01Ursachen-Zuschreibung für den Rücktritt
Der Standard interpretiert Eickhouts Rücktritt als Ergebnis von Machtkampf und kritischer Selbstreflexion über ethisch fragwürdige Beziehungen — Eickhouts eigenes Dementieren eines Schilling-Zusammenhangs wird erwähnt, aber die Erzählung legt nahe, dass persönliche Fehler am Kern stehen. Boulevard und eXXpress hingegen kausalieren in umgekehrter Richtung: Das Bekanntwerden der Beziehung ist die Auslöser-Tatsache, der Rücktritt die Konsequenz.

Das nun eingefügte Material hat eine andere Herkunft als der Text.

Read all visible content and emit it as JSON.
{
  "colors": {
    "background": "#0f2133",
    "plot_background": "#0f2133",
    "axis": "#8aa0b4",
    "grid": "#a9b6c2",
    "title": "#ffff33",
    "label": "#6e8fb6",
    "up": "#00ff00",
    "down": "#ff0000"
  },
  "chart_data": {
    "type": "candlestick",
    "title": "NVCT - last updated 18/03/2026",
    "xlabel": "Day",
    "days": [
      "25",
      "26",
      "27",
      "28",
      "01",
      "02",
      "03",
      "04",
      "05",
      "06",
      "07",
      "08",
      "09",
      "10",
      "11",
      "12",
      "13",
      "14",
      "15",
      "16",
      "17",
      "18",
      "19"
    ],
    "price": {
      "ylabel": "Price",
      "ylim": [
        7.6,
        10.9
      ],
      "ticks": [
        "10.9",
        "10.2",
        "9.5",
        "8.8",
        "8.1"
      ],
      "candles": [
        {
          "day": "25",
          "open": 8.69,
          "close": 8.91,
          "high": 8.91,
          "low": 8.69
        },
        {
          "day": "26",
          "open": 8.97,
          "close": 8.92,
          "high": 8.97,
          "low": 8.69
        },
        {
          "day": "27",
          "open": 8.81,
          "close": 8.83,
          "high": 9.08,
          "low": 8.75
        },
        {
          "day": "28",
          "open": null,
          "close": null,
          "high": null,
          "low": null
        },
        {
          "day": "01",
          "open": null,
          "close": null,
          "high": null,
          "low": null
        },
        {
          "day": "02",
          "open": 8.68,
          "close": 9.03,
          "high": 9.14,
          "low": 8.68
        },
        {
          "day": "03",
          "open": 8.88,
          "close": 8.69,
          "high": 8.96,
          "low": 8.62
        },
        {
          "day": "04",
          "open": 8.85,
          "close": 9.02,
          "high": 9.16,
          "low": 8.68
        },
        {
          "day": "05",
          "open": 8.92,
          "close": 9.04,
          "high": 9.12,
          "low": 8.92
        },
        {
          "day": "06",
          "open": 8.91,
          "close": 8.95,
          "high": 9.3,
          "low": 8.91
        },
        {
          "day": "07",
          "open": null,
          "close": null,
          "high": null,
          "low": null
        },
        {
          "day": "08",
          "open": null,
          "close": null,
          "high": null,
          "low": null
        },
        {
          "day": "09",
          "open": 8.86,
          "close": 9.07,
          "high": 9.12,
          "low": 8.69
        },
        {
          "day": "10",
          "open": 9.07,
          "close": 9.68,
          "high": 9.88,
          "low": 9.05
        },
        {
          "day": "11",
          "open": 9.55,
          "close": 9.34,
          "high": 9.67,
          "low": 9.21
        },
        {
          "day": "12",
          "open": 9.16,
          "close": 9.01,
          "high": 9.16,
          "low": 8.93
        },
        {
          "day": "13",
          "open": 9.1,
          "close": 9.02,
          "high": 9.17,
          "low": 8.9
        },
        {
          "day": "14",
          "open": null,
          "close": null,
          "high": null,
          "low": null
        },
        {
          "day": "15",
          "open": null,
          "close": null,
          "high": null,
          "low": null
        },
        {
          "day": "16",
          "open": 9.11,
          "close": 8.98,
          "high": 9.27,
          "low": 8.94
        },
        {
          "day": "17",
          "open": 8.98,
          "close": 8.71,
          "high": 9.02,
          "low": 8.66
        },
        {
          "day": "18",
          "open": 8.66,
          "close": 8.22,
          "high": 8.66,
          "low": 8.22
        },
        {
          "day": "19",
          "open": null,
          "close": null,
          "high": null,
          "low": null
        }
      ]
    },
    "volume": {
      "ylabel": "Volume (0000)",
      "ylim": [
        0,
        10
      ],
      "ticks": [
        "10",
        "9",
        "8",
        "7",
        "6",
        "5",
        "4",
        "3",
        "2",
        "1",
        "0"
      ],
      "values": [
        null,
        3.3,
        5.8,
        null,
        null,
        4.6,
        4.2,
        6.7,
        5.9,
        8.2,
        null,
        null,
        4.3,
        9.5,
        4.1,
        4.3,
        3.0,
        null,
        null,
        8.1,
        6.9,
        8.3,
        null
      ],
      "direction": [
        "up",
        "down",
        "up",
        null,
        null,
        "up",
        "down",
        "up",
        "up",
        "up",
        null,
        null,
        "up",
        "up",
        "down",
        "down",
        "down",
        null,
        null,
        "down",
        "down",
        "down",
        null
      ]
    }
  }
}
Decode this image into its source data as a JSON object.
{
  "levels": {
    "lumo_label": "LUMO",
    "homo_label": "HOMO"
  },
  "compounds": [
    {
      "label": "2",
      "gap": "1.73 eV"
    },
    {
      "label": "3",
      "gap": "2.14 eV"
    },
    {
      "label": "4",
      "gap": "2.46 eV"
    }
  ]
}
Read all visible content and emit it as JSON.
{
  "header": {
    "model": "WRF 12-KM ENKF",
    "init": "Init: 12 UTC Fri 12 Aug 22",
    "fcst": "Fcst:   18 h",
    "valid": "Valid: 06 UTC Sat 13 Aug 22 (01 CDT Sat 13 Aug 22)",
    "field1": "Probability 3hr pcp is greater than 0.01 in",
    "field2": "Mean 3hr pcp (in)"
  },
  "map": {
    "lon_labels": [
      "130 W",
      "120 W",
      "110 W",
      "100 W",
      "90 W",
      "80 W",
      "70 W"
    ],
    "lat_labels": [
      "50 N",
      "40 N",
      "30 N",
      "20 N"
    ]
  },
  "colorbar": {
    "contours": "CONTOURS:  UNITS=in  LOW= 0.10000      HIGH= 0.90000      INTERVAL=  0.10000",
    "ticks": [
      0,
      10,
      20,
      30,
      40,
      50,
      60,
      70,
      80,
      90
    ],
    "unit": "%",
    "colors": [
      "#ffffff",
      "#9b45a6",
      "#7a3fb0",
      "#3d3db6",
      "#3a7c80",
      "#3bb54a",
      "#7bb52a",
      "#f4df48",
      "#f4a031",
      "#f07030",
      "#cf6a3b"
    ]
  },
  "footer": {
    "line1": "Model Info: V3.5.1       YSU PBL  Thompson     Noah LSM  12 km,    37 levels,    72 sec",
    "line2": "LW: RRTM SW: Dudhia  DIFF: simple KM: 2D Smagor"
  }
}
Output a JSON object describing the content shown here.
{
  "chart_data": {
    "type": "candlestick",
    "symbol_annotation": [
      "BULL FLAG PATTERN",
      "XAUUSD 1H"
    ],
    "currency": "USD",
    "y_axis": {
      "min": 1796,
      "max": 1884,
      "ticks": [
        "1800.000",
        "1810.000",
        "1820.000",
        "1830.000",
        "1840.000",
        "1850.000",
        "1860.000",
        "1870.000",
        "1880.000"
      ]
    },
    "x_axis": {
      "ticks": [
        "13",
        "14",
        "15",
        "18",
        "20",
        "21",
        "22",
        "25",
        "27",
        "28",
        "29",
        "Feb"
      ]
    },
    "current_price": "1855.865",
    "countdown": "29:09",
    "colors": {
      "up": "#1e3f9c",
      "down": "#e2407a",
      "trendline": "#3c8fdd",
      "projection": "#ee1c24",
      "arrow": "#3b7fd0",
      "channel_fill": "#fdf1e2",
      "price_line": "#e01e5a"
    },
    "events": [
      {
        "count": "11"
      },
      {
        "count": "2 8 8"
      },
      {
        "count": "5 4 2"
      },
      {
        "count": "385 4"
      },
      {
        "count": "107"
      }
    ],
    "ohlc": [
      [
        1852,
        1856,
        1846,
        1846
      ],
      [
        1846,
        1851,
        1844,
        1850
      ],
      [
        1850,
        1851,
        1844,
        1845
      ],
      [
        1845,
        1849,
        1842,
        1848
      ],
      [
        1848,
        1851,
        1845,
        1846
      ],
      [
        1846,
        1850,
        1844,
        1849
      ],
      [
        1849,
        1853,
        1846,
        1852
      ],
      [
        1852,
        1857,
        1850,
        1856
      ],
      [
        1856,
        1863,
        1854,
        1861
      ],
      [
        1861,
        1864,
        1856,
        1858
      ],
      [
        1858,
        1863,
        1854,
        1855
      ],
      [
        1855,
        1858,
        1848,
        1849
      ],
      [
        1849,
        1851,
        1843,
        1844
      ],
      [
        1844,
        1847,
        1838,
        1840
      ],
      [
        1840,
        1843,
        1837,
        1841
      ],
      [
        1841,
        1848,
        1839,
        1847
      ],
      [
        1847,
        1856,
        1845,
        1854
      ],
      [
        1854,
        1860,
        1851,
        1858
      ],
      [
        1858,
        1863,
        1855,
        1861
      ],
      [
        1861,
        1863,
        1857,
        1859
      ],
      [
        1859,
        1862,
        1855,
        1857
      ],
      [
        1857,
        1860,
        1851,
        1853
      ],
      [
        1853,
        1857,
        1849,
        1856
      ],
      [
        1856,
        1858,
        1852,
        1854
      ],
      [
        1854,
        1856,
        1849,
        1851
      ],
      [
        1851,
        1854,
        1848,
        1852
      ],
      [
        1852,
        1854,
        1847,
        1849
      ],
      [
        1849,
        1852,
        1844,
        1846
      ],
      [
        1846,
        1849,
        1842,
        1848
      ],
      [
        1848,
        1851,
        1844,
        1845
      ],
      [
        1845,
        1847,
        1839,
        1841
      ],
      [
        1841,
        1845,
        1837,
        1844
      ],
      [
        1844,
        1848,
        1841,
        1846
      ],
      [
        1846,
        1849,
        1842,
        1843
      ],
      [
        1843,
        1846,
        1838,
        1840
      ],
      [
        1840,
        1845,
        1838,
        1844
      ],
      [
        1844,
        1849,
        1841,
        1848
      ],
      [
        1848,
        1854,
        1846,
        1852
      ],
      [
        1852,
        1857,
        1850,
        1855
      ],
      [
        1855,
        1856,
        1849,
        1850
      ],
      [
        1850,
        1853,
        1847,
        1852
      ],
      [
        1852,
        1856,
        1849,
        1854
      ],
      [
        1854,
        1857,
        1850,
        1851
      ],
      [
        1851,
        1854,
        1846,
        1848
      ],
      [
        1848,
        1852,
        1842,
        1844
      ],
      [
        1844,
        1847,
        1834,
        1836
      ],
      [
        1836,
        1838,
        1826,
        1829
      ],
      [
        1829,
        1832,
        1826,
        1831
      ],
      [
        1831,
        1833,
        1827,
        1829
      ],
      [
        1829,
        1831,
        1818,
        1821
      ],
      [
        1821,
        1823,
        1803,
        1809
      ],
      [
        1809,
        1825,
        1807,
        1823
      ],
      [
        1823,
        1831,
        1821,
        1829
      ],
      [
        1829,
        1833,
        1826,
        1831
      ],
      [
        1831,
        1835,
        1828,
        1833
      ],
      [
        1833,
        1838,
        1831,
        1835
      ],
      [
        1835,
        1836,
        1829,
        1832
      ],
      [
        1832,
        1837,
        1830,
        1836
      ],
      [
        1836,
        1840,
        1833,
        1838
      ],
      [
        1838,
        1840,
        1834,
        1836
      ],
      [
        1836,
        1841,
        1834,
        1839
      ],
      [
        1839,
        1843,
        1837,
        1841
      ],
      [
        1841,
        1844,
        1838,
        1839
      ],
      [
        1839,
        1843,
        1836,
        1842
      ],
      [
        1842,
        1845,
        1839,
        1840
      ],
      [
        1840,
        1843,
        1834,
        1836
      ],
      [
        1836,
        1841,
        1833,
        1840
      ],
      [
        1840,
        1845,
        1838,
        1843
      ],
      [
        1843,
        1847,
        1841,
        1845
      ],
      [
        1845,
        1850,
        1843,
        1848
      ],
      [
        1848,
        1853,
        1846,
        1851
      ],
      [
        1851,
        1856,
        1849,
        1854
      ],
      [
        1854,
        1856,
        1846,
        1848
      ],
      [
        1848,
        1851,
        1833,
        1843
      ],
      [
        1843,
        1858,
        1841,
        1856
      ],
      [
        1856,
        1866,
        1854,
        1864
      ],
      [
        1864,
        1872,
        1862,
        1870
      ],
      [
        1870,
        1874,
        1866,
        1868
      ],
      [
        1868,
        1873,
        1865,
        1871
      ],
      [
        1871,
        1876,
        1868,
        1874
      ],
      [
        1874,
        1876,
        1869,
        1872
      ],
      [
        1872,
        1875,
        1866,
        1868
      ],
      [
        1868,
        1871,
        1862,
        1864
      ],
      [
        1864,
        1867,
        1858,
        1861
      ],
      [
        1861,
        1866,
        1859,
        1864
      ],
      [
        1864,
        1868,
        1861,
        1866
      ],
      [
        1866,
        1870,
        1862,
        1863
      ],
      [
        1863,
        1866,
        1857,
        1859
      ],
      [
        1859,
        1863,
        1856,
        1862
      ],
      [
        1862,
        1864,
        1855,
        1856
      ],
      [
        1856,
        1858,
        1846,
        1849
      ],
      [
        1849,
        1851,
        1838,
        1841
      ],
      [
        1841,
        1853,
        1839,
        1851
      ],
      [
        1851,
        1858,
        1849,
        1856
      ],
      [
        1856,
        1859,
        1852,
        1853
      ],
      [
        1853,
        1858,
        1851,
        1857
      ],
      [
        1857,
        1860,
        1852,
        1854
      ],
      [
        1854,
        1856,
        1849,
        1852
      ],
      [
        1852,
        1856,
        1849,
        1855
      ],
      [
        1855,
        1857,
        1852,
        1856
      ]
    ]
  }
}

Eickhouts Dementierung wird ignoriert oder nur am Rand notiert. Die Mitte-Medien berichten beide Aspekte ohne Gewichtung nebeneinander.
02Personalisierung und Beziehungsfokus
Rechts-Medien (eXXpress: ‚Liebe-Outing', Kronen: ‚Schillings neue Liebe') und Boulevard machen die romantische Beziehung zur Schilling zum Headline-Element und strukturierenden Narrativ. Der Standard erwähnt die Schilling-Beziehung eher randständig und fokussiert stattdessen auf ‚verschwiegene private Beziehungen' (Plural) und Machtdynamiken. Mitte-Medien nennen Schilling klar, aber in neutraler Sachlichkeit ohne emotionale Aufladung.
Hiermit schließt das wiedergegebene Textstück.